NATO chief apologises, Pakistani Taliban vow revenge

By Kamran Haider and David Brunnstrom
ISLAMABAD/BRUSSELS (Reuters) – NATO’s chief expressed regret on Monday for the deaths ofTaliban_attacking_NATO_s_truck
Pakistani soldiers last week and said he hoped Pakistan’s border would reopen for NATO supplies to Afghanistan as soon as possible.

Angered by repeated attacks by NATO helicopters on militant targets within its borders, Pakistan blocked one of the supply routes for NATO troops in Afghanistan after a strike killed three Pakistani soldiers in the western Kurram region.

“I expressed my regret for the incident last week in which Pakistani soldiers lost their lives,” Secretary-General Anders Fogh Rasmussen said after meeting Pakistani Foreign Minister Shah Mehmood Qureshi in Brussels.

“I expressed my hope the border will be open for supplies as soon as possible.”

The apology came after gunmen attacked a convoy of trucks taking goods to Western forces in Afghanistan on the outskirts of the Pakistani capital.

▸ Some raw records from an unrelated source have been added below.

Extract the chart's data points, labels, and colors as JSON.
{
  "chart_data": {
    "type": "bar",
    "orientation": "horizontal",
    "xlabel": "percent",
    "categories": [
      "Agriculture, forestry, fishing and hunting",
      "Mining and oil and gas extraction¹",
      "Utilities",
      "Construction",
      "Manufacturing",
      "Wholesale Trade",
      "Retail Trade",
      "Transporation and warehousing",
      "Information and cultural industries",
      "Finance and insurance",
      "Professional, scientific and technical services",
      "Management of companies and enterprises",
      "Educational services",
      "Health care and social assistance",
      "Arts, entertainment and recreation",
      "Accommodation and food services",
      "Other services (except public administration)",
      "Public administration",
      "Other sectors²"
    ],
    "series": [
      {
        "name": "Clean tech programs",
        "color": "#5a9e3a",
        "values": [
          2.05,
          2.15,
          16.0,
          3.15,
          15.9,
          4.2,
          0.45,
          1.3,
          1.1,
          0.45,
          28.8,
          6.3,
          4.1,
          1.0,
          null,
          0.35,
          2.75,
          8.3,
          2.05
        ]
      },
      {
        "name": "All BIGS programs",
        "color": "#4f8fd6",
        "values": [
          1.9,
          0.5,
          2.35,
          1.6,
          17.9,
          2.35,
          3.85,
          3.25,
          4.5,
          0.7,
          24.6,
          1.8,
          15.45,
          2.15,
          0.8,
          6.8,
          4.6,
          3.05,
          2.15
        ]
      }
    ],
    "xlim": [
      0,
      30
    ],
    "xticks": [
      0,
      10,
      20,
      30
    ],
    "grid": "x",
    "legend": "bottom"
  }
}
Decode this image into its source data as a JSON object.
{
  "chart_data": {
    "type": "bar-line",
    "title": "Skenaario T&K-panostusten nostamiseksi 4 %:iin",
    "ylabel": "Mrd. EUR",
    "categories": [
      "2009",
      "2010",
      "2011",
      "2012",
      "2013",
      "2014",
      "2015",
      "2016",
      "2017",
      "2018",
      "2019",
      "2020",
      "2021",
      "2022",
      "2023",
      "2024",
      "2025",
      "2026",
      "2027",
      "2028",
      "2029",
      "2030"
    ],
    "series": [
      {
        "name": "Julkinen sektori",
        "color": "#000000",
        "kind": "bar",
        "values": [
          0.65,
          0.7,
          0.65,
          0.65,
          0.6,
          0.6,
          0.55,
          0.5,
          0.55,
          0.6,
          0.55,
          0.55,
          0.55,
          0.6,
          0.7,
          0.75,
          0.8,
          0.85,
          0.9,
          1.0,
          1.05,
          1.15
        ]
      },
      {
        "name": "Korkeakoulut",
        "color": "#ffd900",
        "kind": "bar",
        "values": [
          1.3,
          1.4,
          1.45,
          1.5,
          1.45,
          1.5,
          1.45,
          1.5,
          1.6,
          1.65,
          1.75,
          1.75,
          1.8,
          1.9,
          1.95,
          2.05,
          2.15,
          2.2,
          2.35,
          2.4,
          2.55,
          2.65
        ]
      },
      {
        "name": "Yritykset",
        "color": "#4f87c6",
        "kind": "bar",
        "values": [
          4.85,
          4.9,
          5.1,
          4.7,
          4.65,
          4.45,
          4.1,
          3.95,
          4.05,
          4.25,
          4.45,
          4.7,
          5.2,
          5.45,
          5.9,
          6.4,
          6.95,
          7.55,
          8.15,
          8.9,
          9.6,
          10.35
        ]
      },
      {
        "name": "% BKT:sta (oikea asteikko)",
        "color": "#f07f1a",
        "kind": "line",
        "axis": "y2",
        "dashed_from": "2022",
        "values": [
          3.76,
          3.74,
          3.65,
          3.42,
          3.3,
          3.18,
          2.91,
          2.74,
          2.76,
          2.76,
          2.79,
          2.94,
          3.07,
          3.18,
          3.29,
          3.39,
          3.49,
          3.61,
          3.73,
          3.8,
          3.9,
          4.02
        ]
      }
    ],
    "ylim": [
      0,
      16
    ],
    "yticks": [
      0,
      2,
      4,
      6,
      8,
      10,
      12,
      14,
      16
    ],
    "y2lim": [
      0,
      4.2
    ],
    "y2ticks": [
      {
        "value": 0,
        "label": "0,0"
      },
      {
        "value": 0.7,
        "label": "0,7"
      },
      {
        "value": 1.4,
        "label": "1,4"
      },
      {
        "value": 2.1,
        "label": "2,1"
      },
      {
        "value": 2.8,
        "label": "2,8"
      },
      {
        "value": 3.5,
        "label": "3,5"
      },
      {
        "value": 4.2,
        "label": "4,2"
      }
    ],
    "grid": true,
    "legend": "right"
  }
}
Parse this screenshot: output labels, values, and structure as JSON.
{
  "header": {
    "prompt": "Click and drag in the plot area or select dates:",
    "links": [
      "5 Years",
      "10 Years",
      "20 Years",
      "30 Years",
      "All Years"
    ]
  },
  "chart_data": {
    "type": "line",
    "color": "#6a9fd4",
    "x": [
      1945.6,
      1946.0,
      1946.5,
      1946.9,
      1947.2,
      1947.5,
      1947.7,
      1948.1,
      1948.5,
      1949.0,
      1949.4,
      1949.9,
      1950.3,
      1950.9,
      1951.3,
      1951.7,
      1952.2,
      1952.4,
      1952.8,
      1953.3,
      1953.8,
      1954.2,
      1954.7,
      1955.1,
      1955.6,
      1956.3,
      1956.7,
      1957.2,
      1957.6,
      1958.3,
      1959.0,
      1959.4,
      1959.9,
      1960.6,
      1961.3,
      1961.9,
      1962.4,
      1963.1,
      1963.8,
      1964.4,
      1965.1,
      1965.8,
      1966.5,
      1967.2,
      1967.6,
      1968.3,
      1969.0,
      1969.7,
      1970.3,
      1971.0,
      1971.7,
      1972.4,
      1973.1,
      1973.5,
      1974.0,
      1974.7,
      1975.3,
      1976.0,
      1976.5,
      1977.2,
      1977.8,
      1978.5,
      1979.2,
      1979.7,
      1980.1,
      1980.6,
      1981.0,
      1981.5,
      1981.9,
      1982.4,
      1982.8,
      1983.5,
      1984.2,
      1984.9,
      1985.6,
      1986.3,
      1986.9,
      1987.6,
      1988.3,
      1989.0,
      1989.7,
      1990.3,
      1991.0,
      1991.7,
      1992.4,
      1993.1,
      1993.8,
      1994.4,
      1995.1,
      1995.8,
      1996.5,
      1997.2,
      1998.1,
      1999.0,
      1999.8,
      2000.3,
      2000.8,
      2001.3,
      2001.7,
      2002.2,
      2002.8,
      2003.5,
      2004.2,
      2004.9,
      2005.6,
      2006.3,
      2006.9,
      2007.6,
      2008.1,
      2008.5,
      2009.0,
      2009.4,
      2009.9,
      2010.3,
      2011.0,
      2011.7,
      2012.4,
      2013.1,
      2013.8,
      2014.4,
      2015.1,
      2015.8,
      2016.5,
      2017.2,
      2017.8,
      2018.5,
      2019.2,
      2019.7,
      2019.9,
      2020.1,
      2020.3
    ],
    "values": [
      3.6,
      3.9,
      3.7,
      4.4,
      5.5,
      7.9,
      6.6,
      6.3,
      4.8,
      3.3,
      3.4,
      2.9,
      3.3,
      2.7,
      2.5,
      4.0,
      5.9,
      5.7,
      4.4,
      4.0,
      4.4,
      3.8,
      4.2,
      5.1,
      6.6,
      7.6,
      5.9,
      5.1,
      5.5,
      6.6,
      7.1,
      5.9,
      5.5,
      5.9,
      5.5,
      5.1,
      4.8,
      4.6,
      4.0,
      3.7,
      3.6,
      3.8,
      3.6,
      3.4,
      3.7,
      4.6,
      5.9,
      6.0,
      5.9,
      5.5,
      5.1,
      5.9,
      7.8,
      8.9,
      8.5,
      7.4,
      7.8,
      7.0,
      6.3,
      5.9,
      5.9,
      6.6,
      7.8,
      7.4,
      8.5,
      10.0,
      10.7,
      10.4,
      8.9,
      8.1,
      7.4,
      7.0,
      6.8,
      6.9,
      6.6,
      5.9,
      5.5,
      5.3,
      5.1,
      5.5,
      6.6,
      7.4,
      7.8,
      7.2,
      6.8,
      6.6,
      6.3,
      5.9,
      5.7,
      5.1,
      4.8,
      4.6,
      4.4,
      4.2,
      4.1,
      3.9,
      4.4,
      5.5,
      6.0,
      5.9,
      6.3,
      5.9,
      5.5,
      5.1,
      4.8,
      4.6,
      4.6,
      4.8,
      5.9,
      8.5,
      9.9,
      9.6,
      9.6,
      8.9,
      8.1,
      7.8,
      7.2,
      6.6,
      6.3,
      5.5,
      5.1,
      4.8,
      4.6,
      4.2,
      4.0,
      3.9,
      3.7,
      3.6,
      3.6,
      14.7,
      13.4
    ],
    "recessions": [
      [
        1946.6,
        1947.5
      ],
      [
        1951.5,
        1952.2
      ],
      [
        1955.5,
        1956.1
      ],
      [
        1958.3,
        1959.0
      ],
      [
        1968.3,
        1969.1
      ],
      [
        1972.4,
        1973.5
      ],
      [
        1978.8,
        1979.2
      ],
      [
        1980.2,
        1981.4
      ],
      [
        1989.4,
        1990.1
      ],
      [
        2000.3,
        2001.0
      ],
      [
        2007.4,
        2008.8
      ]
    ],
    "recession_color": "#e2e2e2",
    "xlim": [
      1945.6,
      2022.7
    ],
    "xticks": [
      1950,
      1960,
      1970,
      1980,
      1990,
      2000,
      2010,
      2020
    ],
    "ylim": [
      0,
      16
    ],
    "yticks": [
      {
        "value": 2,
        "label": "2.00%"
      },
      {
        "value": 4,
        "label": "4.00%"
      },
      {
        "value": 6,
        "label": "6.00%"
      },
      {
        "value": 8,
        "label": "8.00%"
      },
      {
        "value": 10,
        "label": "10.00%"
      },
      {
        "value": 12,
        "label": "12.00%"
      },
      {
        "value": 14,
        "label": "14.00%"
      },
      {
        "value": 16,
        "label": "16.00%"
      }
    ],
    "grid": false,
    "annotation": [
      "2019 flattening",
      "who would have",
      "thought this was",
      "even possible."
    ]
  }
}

Senior police officer Mirwaiz Niaz said at least a dozen gunmen opened fire on tankers at a depot near Islamabad late on Sunday, killing three guards. They then set fire to 13 vehicles.

Pakistani Taliban militants claimed responsibility.

“We will continue such attacks all over the country to avenge drone attacks and attacks by foreign forces inside Pakistani territory,” Taliban spokesman Azam Tariq told Reuters by telephone from an undisclosed location.

Hours later, suspected militants attacked trawlers carrying supplies for NATO through the southwestern province of Baluchistan, killing one man, police said.

Pakistan has officially said the border has been closed for security reasons and the Taliban threat of more attacks will likely prolong the closure of the vital supply route — now in its fifth day — and further strain ties with ally Washington, which has long demanded Pakistan crack down on militants.

About half of all non-lethal supplies for western forces in land-locked Afghanistan pass through Pakistan, giving Pakistan considerable leverage over the United States, which is scrambling to contain a raging Taliban insurgency in Afghanistan before it starts withdrawing troops in July next year.

“Efforts are underway to resolve this issue, but there is a lot of anger in Pakistan about the border incursion,” a senior Pakistani government official told Reuters.

ISAF spokesman Major Joel Harper told Reuters in Kabul “recent attacks in Pakistan have no immediate impact — less than 1 percent of all trucks and traffic experience any pilferage or damage.”

“That said … it is an important element of the Pakistani economy, it’s important to our logistics stocks. As attacks take place, NATO has no alternative but to seek other routes into Afghanistan — we are exploring other logistics routes with other countries in the north.”

NATO maintains a northern distribution network through Russia and central Asian republics for about 30 percent of its non-lethal supplies, Harper said.

“THERE IS ANGER”

Despite its anger, Pakistan can’t afford to long antagonise an ally that provides $2 billion in military aid a year — aid vital for Pakistan’s own fight against militants, analysts say.

“There has to be some solution and I think there will be one. But there is an anger and you have to address it,” a Pakistani security official said.

Officials at the U.S. embassy in Islamabad said despite the protests by Pakistan and the closing of the border, cooperation in flood relief missions and security assistance continues.

“Cooperation is continuing on a lot of levels. Contextually, we’re still in a better place than we were two years ago in terms of cooperation,” said a senior embassy official. “From that perspective, we’re working now to address their concerns.”

Rasmussen said the killing of the three Pakistani soldiers was unintended and showed the need to improve coordination between the NATO and the Pakistani military. He said a joint investigation was under way.

“It is important we step up our cooperation,” he said.

That cooperation could be slow in coming, however, because the U.S. CIA has escalated its unacknowledged campaign of pilotless drone strikes against al Qaeda-linked militants in Pakistan’s northwest, with 21 attacks in September, the highest number in a single month on record.

Civilian casualties caused by the drone strikes have infuriated many Pakistanis and made it harder for the government to cooperate with the United States.

The strikes preceded warnings by Britain and the United States of an increased risk of terrorist attacks in Europe, with Washington saying al Qaeda might target transport infrastructure.

Pakistan is under heavy U.S. pressure to crack down harder on militants in the northwest of the country near the Afghan border, parts of which are described as a global hub for extremists.